Video by Def Leppard
- Released: November 15, 2005
- Recorded: 1982–2005
- Genre: Rock
- Length: 146 minutes approx.
- Label: Island Records

Def Leppard video chronology
| Best of the Videos (2004) | Rock of Ages: The DVD Collection (2005) | Viva! Hysteria (2013) |

= Rock of Ages: The DVD Collection =

Rock of Ages: The DVD Collection is a DVD featuring music videos by Def Leppard. This one-disc collection contains a total of 19 commercial single videos that helped jump the band to success after the release of their breakthrough 1983 album, Pyromania. Only one video featured on the compilation, "Bringin' On the Heartbreak", was not released after Pyromania.

This DVD collection was released alongside its own compilation CD album Rock of Ages: The Definitive Collection, which included various songs that were not released as singles and singles that did not have music videos made for them.

==Track listing==

Note: *The video for "Bringin' On the Heartbreak" is the Phil Collen version (taped in 1984), however, the audio is the original Pete Willis version (1981).
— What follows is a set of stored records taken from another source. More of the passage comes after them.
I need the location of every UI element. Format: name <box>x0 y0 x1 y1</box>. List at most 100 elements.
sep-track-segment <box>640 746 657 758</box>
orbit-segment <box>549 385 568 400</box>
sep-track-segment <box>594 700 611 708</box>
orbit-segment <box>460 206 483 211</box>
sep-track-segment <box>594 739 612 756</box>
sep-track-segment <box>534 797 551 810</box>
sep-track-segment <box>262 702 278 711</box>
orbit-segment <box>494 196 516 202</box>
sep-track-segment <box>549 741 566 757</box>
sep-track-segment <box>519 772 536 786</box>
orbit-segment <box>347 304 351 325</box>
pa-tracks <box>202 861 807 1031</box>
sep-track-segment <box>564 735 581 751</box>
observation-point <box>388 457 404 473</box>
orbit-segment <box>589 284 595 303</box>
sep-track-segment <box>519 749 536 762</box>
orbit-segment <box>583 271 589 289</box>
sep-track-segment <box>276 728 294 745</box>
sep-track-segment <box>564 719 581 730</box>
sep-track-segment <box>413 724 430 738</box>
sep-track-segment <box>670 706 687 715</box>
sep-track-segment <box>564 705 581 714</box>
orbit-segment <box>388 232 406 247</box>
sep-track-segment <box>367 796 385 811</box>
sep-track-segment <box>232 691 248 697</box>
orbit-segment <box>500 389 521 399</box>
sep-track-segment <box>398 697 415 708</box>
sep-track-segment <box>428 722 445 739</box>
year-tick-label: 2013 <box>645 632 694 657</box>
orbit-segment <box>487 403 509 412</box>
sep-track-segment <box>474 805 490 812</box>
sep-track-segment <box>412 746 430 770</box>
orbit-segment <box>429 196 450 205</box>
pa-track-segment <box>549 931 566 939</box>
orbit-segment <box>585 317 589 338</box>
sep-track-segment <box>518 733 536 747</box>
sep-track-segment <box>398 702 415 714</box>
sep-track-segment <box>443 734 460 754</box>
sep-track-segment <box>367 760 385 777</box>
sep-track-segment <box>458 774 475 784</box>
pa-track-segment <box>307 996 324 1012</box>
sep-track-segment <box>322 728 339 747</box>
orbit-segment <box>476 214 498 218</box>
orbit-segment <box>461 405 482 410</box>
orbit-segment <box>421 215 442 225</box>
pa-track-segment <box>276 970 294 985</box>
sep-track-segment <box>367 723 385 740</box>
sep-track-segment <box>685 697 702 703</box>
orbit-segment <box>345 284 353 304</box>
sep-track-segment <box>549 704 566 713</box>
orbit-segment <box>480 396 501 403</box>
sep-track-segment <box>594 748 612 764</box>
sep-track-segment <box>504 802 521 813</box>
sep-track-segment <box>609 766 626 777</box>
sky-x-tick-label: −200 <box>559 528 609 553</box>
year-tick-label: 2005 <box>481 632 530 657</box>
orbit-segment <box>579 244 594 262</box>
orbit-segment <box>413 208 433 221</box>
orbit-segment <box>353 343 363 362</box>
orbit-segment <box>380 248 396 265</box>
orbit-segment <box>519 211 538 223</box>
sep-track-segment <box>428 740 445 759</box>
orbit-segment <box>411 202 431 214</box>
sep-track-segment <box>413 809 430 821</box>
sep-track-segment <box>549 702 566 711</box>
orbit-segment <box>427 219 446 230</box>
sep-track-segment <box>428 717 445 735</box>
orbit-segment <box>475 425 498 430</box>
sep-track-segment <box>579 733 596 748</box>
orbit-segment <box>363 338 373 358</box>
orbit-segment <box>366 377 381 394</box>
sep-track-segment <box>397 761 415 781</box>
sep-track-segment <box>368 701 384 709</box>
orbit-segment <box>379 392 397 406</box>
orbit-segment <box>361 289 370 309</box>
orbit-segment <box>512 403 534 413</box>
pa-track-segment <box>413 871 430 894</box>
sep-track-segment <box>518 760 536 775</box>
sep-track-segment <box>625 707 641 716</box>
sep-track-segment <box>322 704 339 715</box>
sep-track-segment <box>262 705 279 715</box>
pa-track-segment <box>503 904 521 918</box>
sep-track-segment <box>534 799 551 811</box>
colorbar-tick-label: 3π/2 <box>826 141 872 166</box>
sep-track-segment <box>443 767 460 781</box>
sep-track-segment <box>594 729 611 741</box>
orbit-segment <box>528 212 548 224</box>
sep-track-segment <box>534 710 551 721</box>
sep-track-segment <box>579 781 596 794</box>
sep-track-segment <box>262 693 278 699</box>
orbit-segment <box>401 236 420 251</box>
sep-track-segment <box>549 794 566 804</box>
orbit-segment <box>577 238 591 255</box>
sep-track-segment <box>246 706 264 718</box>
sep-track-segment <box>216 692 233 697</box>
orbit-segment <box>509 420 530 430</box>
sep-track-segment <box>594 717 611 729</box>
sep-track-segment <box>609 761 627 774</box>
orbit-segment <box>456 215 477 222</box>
This may have been done on purpose for the Greatest Hits collection to merge the more popular version of the song with the more well-known music video.

DVD
| No. | Title | Writer(s) | Origin | Length |
|---|---|---|---|---|
| 1. | "Pour Some Sugar on Me" | Steve Clark; Phil Collen; Joe Elliott; Robert John "Mutt" Lange; Rick Savage; | Hysteria (1987) |  |
| 2. | "Photograph" | Clark; Elliott; Lange; Savage; Pete Willis; | Pyromania (1983) |  |
| 3. | "Love Bites" | Clark; Collen; Elliott; Lange; Savage; | Hysteria |  |
| 4. | "Let's Get Rocked" | Collen; Elliott; Lange; Savage; | Adrenalize (1992) |  |
| 5. | "Two Steps Behind" | Elliott | Last Action Hero soundtrack (1993) |  |
| 6. | "Animal" | Clark; Collen; Elliott; Lange; Savage; | Hysteria |  |
| 7. | "Foolin'" | Clark; Elliott; Lange; | Pyromania |  |
| 8. | "Rocket" | Clark; Collen; Elliott; Lange; Savage; | Hysteria |  |
| 9. | "When Love & Hate Collide" | Elliott; Savage; | Vault: Def Leppard Greatest Hits (1980–1995) (1995) |  |
| 10. | "Armageddon It" | Clark; Collen; Elliott; Lange; Savage; | Hysteria |  |
| 11. | "Have You Ever Needed Someone So Bad" | Collen; Elliott; Lange; | Adrenalize |  |
| 12. | "Rock of Ages" | Clark; Elliott; Lange; | Pyromania |  |
| 13. | "Hysteria" | Clark; Collen; Elliott; Lange; Savage; | Hysteria |  |
| 14. | "Bringin' On the Heartbreak" | Clark; Elliott; Willis; | High 'n' Dry (1981) |  |
| 15. | "Promises" | Collen; Lange; | Euphoria (1999) |  |
| 16. | "Women" | Clark; Collen; Elliott; Lange; Savage; | Hysteria |  |
| 17. | "Slang" | Collen; Elliott; | Slang (1996) |  |
| 18. | "Work It Out" | Vivian Campbell | Slang |  |
| 19. | "Now" | Rick Allen; Campbell; Collen; Elliott; Marti Frederiksen; Savage; | X (2002) |  |

==Extra features==
- "No Matter What" (Rehearsal video)
- Track-by-track commentary by the entire band
- Personal playlist option

==Certifications==

| Region | Certification | Certified units/sales |
| United States (RIAA) | Gold | 50,000^{^} |
^{^} Shipments figures based on certification alone.